La Stampa, 22 dicembre 2014
Anche a 40 dollari al barile i big del petrolio sopravvivono. Nel Golfo Persico il costo di produzione è al di sotto dei 30 dollari e in Medio Oriente si arriva addirittura 10 dollari mentre in mare il punto di pareggio medio è a 41. Altra storia per lo Shale Oil: il prezzo minimo per estrarre questo greggio a condizioni convenienti viene calcolato, in media, a 65 dollari
Estrarre il petrolio resta un buon affare, anche con il prezzo del barile che precipita. Dopotutto le compagnie facevano utili pure quando il greggio era molto meno caro di oggi. Però il discorso è diverso per le produzioni non convenzionali (quelle etichettate come «shale»). Dice l’Unione Petrolifera (che federa la compagnie italiane del settore) che un calo del Brent – il cui prezzo fa da riferimento in Europa – fino a 40 dollari non metterebbe a rischio le trivellazioni tradizionali, nemmeno quelle in mare aperto. Ma renderebbe antieconomici gli investimenti nel comparto shale, cioè nei nuovi idrocarburi da scisto e da argille.

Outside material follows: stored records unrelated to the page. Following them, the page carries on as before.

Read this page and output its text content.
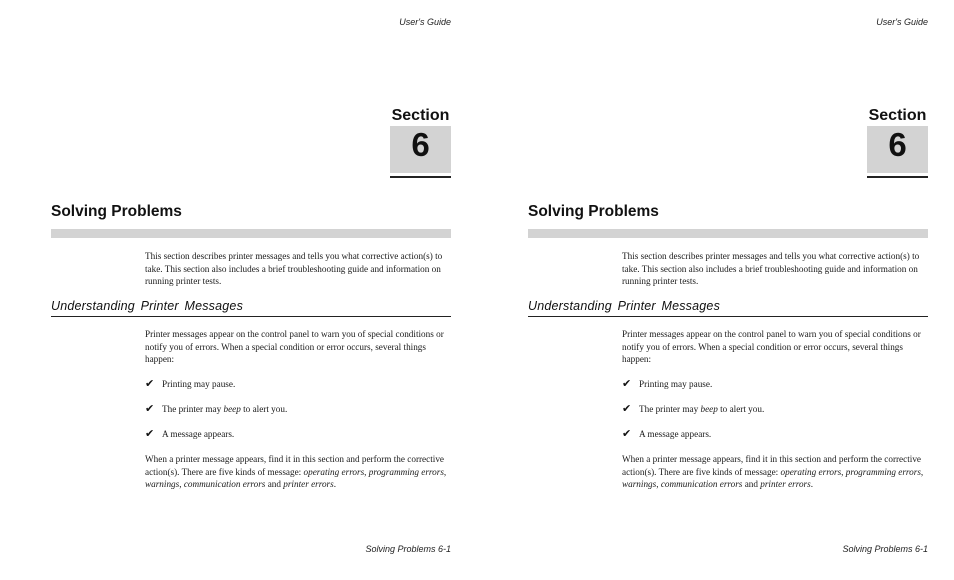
User's Guide
Section
6
Solving Problems
This section describes printer messages and tells you what corrective action(s) to take. This section also includes a brief troubleshooting guide and information on running printer tests.
Understanding Printer Messages
Printer messages appear on the control panel to warn you of special conditions or notify you of errors. When a special condition or error occurs, several things happen:
✔ Printing may pause.
✔ The printer may beep to alert you.
✔ A message appears.
When a printer message appears, find it in this section and perform the corrective action(s). There are five kinds of message: operating errors, programming errors, warnings, communication errors and printer errors.
Solving Problems 6-1
User's Guide
Section
6
Solving Problems
This section describes printer messages and tells you what corrective action(s) to take. This section also includes a brief troubleshooting guide and information on running printer tests.
Understanding Printer Messages
Printer messages appear on the control panel to warn you of special conditions or notify you of errors. When a special condition or error occurs, several things happen:
✔ Printing may pause.
✔ The printer may beep to alert you.
✔ A message appears.
When a printer message appears, find it in this section and perform the corrective action(s). There are five kinds of message: operating errors, programming errors, warnings, communication errors and printer errors.
Solving Problems 6-1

Nessun problema per i produttori del Golfo Persico neanche col Brent al di sotto dei 30 dollari: laggiù scavano un buco per terra e il petrolio zampilla, più o meno. In quella zona il punto di pareggio medio è di 27 dollari al barile, ma in Medio Oriente esistono produzioni sostenibili addirittura con un barile a 10 dollari. Questo, peraltro, riguarda solo la sostenibilità tecnica, non quella sociale: se i prezzi bassi durano a lungo, anche i più ricchi sceiccati avranno problemi a sostenere i generosi sistemi assistenziali da cui dipende la loro pace interna.
Per quanto riguarda le trivellazioni in mare, la forbice della sostenibilità è molto ampia nel mondo: si va da 10 a 70 dollari al barile, con un punto di pareggio medio di 41. Da segnalare che è sui 50 dollari il punto di pareggio per le trivellazioni su terraferma in Russia, e questo ha un grande significato politico, visto il braccio di ferro con l’Occidente.
Note dolenti per lo «shale oil», e qui i guai sono per gli americani. Il prezzo minimo per estrarre questo greggio a condizioni convenienti viene calcolato, in media, a 65 dollari con una forbice piuttosto stretta, visto che non si può scendere sotto ai 50 dollari per barile. Questo il parere dell’Up, che però sottolinea che diversi analisti (inclusi quelli del Dipartimento dell’Energia degli Stati Uniti) sostengano che gli investimenti in idrocarburi non convenzionali possano essere sostenibili anche con quotazioni ancora più basse, a patto che gli operatori si concentrino sui grandi bacini di shale oil già in corso di sfruttamento.
Le produzioni più costose in assoluto sono quella da sabbie bituminose (con «breakeven» a 70 dollari al barile) e il petrolio trivellato nell’Artico (75 dollari).